TOCMy Fingers Are Filling a Lawsuit Against Me
Let’s talk about the emotional roller coaster that is two full hours of piano practice. Not a performance. Not a concert. Just u sitting on ur chair with ur keyboard, and your steadily unraveling sanity. The most lonely and boring thing u could ever do.
— Minutes 1-10 The Hero Sets Out
U sit down. Confident. Poised. Delusional. U think: This is it. Today I become Lang Lang. U play ur warm ups. Ur hanon scales are smooth. Ur posture is correct. Ur fingers dance like caffeinated spiders. U are a musical weapon.
— Minutes 11~30 The Cramp Awakens
Ur hands begin to ache. Ur pinky is developing its own political agenda and refuses to participate. U repeat the same four-bar phrase 19 times. It doesn’t get better. In fact, it gets worse. U whisper to the metronome, “We are not friends”.\
— Minutes 31~45 Existential Jazz
U accidentally play a wrong note that somehow sounds…cool? U veer off into jazz improv. U pretend it’s part of ur plan. U consider switching careers and becoming a lounge pianist named “Smooth Gary”. Ur cat leaves the room in disgust.
— Minute 46 Snack Interlude
U open the fridge and stare inside for five minutes. U find nothing. U eat a single chocolate and go back to the piano. It doesn’t help.
— Minutes 47~75 The Time Warp
Time slows to a crawl. U check the clock 14 times. It hasn’t moved. U start talking to ur piano like it’s a hostage negotiation. U beg, “Just let me play this piece in peace.”
— Minutes 76~90 Phantom Finger Syndrome
U can no longer feel ur fingers. Or ur soul. U’re convinced ur right hand has developed a mind of its own. U play the same measure over and over and still forget the F#. U scream into a cushion.
— Minutes 91~118
U try to convince urself that 1 hour and 55 minutes is “basically” 2 hours.
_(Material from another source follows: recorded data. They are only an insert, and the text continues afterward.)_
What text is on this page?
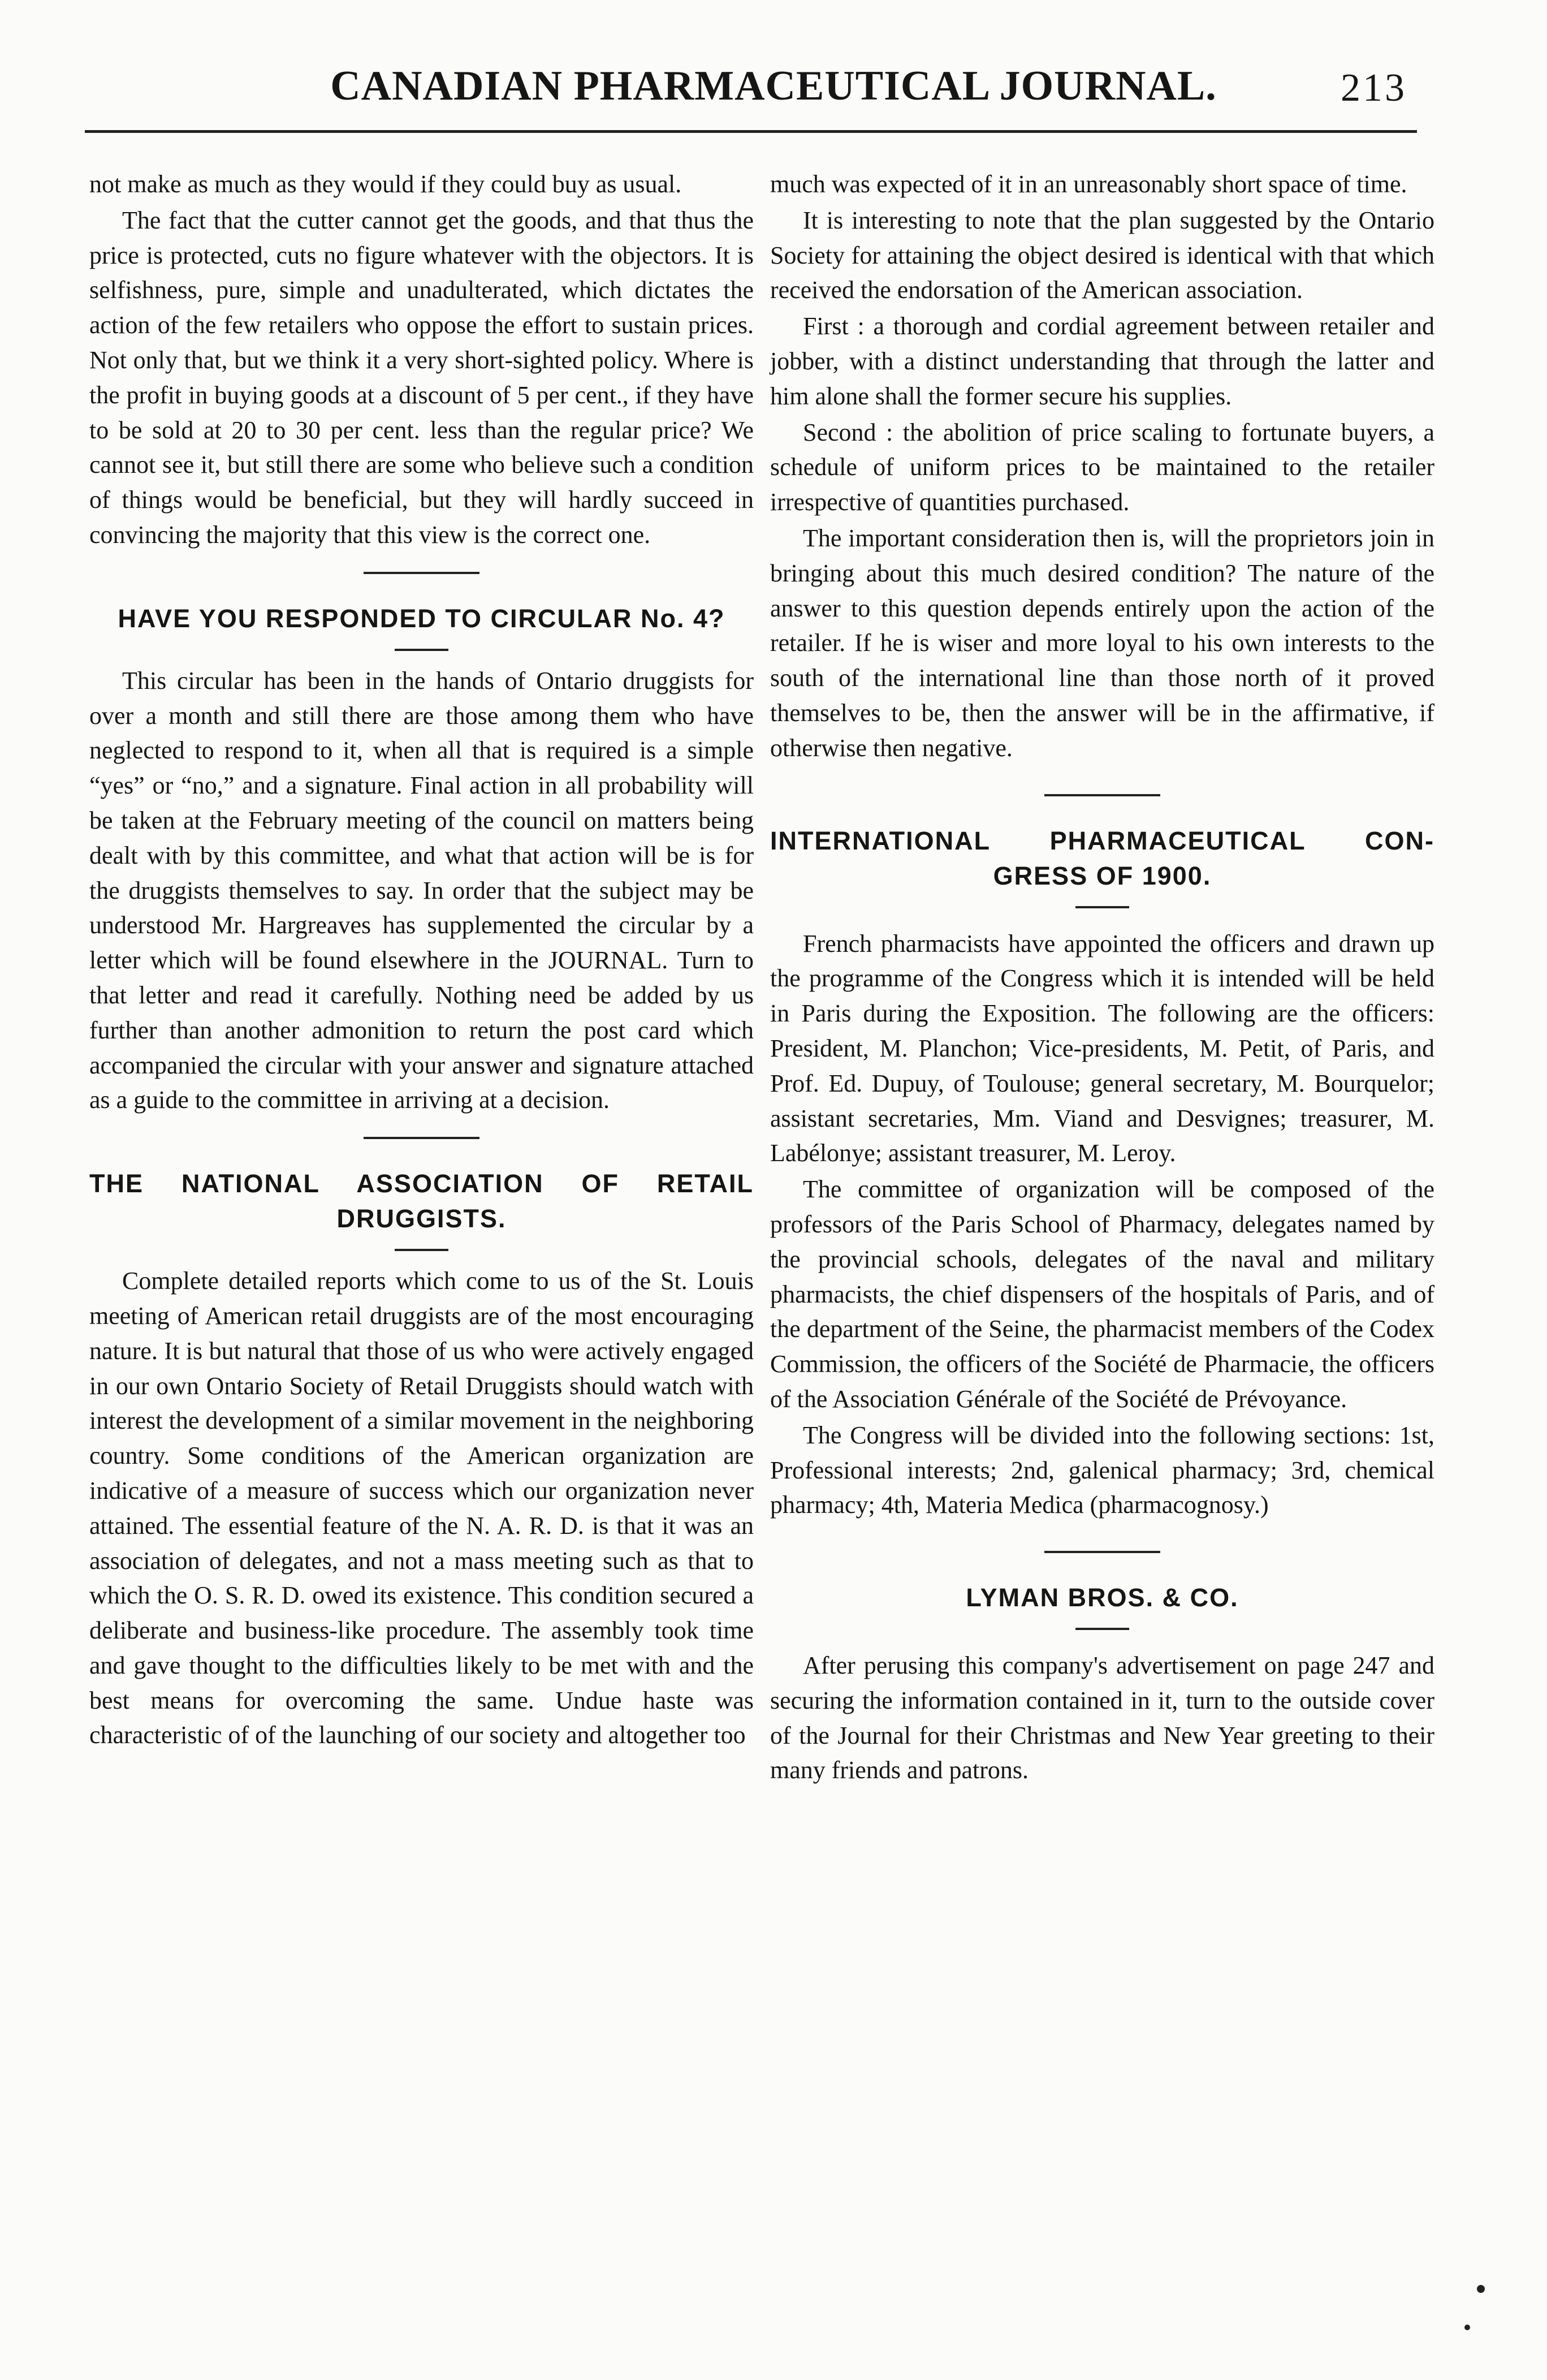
CANADIAN PHARMACEUTICAL JOURNAL.	213

not make as much as they would if they could buy as usual.

The fact that the cutter cannot get the goods, and that thus the price is protected, cuts no figure whatever with the objectors. It is selfishness, pure, simple and unadulterated, which dictates the action of the few retailers who oppose the effort to sustain prices. Not only that, but we think it a very short-sighted policy. Where is the profit in buying goods at a discount of 5 per cent., if they have to be sold at 20 to 30 per cent. less than the regular price? We cannot see it, but still there are some who believe such a condition of things would be beneficial, but they will hardly succeed in convincing the majority that this view is the correct one.

HAVE YOU RESPONDED TO CIRCULAR No. 4?

This circular has been in the hands of Ontario druggists for over a month and still there are those among them who have neglected to respond to it, when all that is required is a simple “yes” or “no,” and a signature. Final action in all probability will be taken at the February meeting of the council on matters being dealt with by this committee, and what that action will be is for the druggists themselves to say. In order that the subject may be understood Mr. Hargreaves has supplemented the circular by a letter which will be found elsewhere in the JOURNAL. Turn to that letter and read it carefully. Nothing need be added by us further than another admonition to return the post card which accompanied the circular with your answer and signature attached as a guide to the committee in arriving at a decision.

THE NATIONAL ASSOCIATION OF RETAIL
DRUGGISTS.

Complete detailed reports which come to us of the St. Louis meeting of American retail druggists are of the most encouraging nature. It is but natural that those of us who were actively engaged in our own Ontario Society of Retail Druggists should watch with interest the development of a similar movement in the neighboring country. Some conditions of the American organization are indicative of a measure of success which our organization never attained. The essential feature of the N. A. R. D. is that it was an association of delegates, and not a mass meeting such as that to which the O. S. R. D. owed its existence. This condition secured a deliberate and business-like procedure. The assembly took time and gave thought to the difficulties likely to be met with and the best means for overcoming the same. Undue haste was characteristic of of the launching of our society and altogether too

much was expected of it in an unreasonably short space of time.

It is interesting to note that the plan suggested by the Ontario Society for attaining the object desired is identical with that which received the endorsation of the American association.

First : a thorough and cordial agreement between retailer and jobber, with a distinct understanding that through the latter and him alone shall the former secure his supplies.

Second : the abolition of price scaling to fortunate buyers, a schedule of uniform prices to be maintained to the retailer irrespective of quantities purchased.

The important consideration then is, will the proprietors join in bringing about this much desired condition? The nature of the answer to this question depends entirely upon the action of the retailer. If he is wiser and more loyal to his own interests to the south of the international line than those north of it proved themselves to be, then the answer will be in the affirmative, if otherwise then negative.

INTERNATIONAL PHARMACEUTICAL CON-
GRESS OF 1900.

French pharmacists have appointed the officers and drawn up the programme of the Congress which it is intended will be held in Paris during the Exposition. The following are the officers: President, M. Planchon; Vice-presidents, M. Petit, of Paris, and Prof. Ed. Dupuy, of Toulouse; general secretary, M. Bourquelor; assistant secretaries, Mm. Viand and Desvignes; treasurer, M. Labélonye; assistant treasurer, M. Leroy.

The committee of organization will be composed of the professors of the Paris School of Pharmacy, delegates named by the provincial schools, delegates of the naval and military pharmacists, the chief dispensers of the hospitals of Paris, and of the department of the Seine, the pharmacist members of the Codex Commission, the officers of the Société de Pharmacie, the officers of the Association Générale of the Société de Prévoyance.

The Congress will be divided into the following sections: 1st, Professional interests; 2nd, galenical pharmacy; 3rd, chemical pharmacy; 4th, Materia Medica (pharmacognosy.)

LYMAN BROS. & CO.

After perusing this company's advertisement on page 247 and securing the information contained in it, turn to the outside cover of the Journal for their Christmas and New Year greeting to their many friends and patrons.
U practice with one hand only. Then scroll the phone;watches Youtube. Then just…vibes. U wonder if ur piano is possessed.
— Minutes 119 The Delirium Waltz
U’re not even practicing anymore- u’re just hitting random keys and laughing like a movie villain. U compose a new piece called “COncerto for Broken Spirit and IKEA chair.” U’ve transcended pain. U are one with the piano. U r the piano. Ur hands are moving, but pretty sure ur soul left ur body ten minutes ago to go cry in the kitchen. U consider naming ur 1st child “Chopin”.
— Minute 120 Victory
U somehow finish. U collapse. Ur back hurts. Ur neighbors filed a noise complaint. U fell proud, broken, accomplished, and emotionally fragile. U bow to the empty room. Then u swear u’ll never do it again…
…until tomorrow
<THE END>
Moral of the Story:
Two hours of piano practice is the musical equivalent of running a marathon in crocs. Reward urself. U earned it.